Аден улыбнулся, а Вивьен, подняв голову, уставилась на общительного великана. Уилкинсон представлял собой то еще зрелище – ростом намного выше шести футов, сложенный, как амбал, со старым шрамом на левой стороне лица и тяжелым, поросшим щетиной подбородком. Выглядел он так, будто только что явился из чьих-то ночных кошмаров, но питал безграничную нежность к детям, щенкам и любым невинным созданиям, которым грозила опасность.

Кроме того, он был одним из самых грозных наемных убийц, мог, глазом не моргнув, убить человека голыми руками десятью разными способами.

– О, я так рада слышать это… м-м-м… – Леди Вивьен запнулась.

– Уилкинсон, миледи.

Громила повел их мимо кухни, в которой в этот ранний час находился только Питер, буфетный мальчик. Даже Питер умел управляться с пистолетом и, как все здешние слуги, отличался фанатичной преданностью Доминику.

Дойдя до лестницы, ведущей в хозяйские покои, Уилкинсон отошел в сторону, пропуская их. Убедившись, что леди Вивьен не услышит его слов, Аден обернулся и негромко произнес:

– Не думаю, что нас кто-нибудь видел. Но на всякий случай проверь еще раз и вели Питеру оставаться настороже.

Великан кивнул и скользнул обратно в коридор.

Аден, перескакивая через две ступеньки, догнал леди Вивьен на самом верху, где она остановилась в растерянности.

– Сюда, – сказал он, снова беря ее за руку.

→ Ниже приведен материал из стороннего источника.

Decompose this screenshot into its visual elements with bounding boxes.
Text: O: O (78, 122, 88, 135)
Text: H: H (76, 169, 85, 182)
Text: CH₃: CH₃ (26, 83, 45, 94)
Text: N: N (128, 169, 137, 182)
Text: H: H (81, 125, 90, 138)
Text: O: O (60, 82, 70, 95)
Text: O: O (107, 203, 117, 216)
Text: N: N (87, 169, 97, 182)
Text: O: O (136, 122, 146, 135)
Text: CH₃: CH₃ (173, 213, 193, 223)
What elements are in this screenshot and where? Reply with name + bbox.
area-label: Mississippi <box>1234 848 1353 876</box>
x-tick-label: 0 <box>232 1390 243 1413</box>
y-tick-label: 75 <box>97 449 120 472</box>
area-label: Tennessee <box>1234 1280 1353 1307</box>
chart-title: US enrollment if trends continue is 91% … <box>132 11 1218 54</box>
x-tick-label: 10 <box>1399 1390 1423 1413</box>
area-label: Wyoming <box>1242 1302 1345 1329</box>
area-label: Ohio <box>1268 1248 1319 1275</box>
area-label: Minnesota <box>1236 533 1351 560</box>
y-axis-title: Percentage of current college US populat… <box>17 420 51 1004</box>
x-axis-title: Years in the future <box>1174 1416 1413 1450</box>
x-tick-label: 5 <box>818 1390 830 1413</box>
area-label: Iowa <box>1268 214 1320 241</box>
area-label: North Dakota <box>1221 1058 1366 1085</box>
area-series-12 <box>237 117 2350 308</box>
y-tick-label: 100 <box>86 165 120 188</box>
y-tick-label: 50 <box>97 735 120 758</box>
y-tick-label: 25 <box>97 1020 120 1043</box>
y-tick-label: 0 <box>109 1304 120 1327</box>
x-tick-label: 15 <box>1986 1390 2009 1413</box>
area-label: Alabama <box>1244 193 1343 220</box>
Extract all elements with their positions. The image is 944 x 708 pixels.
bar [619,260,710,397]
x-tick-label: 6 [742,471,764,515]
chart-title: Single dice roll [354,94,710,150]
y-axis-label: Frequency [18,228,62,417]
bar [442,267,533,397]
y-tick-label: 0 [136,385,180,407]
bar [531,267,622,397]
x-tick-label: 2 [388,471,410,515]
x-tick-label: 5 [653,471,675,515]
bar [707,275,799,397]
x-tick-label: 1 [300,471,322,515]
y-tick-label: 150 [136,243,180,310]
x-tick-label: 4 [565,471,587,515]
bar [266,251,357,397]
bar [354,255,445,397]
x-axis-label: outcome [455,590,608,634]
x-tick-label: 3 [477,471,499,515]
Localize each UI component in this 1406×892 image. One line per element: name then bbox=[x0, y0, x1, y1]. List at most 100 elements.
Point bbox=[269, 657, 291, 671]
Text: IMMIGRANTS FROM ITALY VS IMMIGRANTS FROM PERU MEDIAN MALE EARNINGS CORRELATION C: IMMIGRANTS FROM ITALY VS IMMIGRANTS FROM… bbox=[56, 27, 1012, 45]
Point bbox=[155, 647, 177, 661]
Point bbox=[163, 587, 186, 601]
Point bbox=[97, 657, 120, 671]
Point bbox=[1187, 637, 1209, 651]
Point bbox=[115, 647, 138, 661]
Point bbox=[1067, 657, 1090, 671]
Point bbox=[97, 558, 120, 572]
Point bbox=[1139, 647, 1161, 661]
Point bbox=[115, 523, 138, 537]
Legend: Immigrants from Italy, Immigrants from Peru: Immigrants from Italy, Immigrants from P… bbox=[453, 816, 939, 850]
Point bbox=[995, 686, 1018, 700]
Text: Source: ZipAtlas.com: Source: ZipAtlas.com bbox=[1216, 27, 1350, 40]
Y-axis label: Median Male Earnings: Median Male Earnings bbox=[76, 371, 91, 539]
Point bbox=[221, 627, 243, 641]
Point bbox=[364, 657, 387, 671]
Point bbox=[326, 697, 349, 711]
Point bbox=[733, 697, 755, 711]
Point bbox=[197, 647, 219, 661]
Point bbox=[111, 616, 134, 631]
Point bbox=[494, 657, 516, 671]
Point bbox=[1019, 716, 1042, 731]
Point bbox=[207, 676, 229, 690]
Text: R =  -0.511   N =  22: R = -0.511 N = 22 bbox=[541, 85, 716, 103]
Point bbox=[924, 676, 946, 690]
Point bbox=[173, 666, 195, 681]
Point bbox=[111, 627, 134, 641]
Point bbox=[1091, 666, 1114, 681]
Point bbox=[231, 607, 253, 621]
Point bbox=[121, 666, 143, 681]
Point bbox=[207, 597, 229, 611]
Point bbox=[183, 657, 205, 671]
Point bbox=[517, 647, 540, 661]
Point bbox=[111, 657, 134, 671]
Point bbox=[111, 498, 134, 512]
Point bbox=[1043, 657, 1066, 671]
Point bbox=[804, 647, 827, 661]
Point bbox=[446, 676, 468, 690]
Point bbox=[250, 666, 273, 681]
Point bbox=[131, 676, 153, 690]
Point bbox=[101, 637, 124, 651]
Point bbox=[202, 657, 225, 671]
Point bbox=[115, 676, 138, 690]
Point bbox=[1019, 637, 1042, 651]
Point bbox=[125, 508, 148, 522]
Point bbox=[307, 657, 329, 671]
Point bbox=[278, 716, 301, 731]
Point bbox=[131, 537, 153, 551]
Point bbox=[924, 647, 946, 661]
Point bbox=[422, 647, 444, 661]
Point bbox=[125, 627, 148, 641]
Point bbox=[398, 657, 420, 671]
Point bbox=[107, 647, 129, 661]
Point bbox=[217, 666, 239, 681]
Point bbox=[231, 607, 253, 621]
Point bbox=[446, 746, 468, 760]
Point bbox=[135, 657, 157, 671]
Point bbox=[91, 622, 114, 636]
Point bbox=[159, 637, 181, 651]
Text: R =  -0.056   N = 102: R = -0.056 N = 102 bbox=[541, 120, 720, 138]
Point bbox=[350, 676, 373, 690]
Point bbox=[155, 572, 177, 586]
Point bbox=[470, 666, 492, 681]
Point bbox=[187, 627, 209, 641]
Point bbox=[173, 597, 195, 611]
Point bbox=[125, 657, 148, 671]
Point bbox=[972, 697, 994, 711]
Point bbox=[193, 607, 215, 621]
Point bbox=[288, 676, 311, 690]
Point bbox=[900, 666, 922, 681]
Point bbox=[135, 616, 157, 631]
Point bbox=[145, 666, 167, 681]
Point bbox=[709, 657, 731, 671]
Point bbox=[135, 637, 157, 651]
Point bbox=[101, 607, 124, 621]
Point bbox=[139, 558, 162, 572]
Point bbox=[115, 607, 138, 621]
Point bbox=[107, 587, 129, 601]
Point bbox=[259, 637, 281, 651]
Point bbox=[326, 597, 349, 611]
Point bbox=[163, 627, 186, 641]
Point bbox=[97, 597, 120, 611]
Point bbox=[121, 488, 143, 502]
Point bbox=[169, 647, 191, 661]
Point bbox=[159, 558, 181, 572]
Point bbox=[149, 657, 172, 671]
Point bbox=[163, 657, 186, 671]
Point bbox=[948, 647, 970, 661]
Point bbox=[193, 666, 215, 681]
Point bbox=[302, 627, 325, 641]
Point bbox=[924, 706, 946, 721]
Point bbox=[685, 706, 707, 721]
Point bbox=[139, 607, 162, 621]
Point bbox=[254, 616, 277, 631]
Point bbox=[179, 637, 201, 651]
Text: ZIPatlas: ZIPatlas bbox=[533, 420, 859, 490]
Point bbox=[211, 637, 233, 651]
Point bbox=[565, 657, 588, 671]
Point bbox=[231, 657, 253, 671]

Они миновали небольшую прихожую и оказались перед закрытой дверью. Аден стукнул один раз, завел Вивьен в кабинет Доминика и прижался спиной к двери, а Вивьен, пробежав через всю комнату, бросилась в объятия леди Торнбери.

Строго говоря, стоять на страже не было нужды. Только не здесь, в святая святых Доминика. Но все-таки это было хоть какое-то занятие, и оно позволяло ему держаться на безопасном расстоянии от матери.

– Я так счастлива, что с вами ничего не случилось! – выдавила Вивьен, стиснутая в крепких объятиях.

Они долго стояли обнявшись, мать гладила Вивьен по золотистым волосам, прижимая к себе. Как Аден ни старался, он не мог подавить чувство обиды. Он не помнил, когда мать в последний раз вот так обнимала его или выказывала о нем такое беспокойство. А вот с Вивьен это получалось у нее легко.

Но с другой стороны, Вивьен не незаконное дитя, само существование которого губительно сказывалось на жизни леди Торнбери, в особенности потому, что этот ребенок был плодом любовной связи с принцем Уэльским, ныне принцем-регентом Англии. Мать Адена провела долгие годы, пытаясь сгладить ущерб, нанесенный ее безрассудством и опрометчивостью, а это включало и необходимость держать своего незаконнорожденного сына на расстоянии. Взрослый, здравомыслящий мужчина, Аден не мог ее винить, но живущий в нем мальчишка – простить был не в силах.

Что до общения со своим отцом, Аден долгие годы держался с принцем-регентом прохладно-вежливо, очевидно, подражая в этом матери. Но это был единственный способ, каким семейство Торнбери, в том числе отчим и сводные братья, могло противостоять скандалу, когда-то потрясшему семью до основания.

Пока женщины обнимались, беседуя о чем-то взволнованно и тихо, тощий долговязый Доминик выбрался из-за своего письменного стола и подошел поприветствовать Адена. Он протянул руку, и его обычно бесстрастное лицо осветилось редкой для него улыбкой.

– Отличная работа, Аден, – сказал он. – Похоже, леди Вивьен в удивительно хорошей форме, учитывая все произошедшее.

– Да, в этом смысле нам повезло.

Доминик выгнул бровь.

– А. Так ее не…

– Нет, слава богу, этого ей удалось избежать. Ее опоили, но, очевидно, им были даны инструкции не причинять ей значительного вреда. Но обращались с ней плохо, что тоже кое о чем говорит.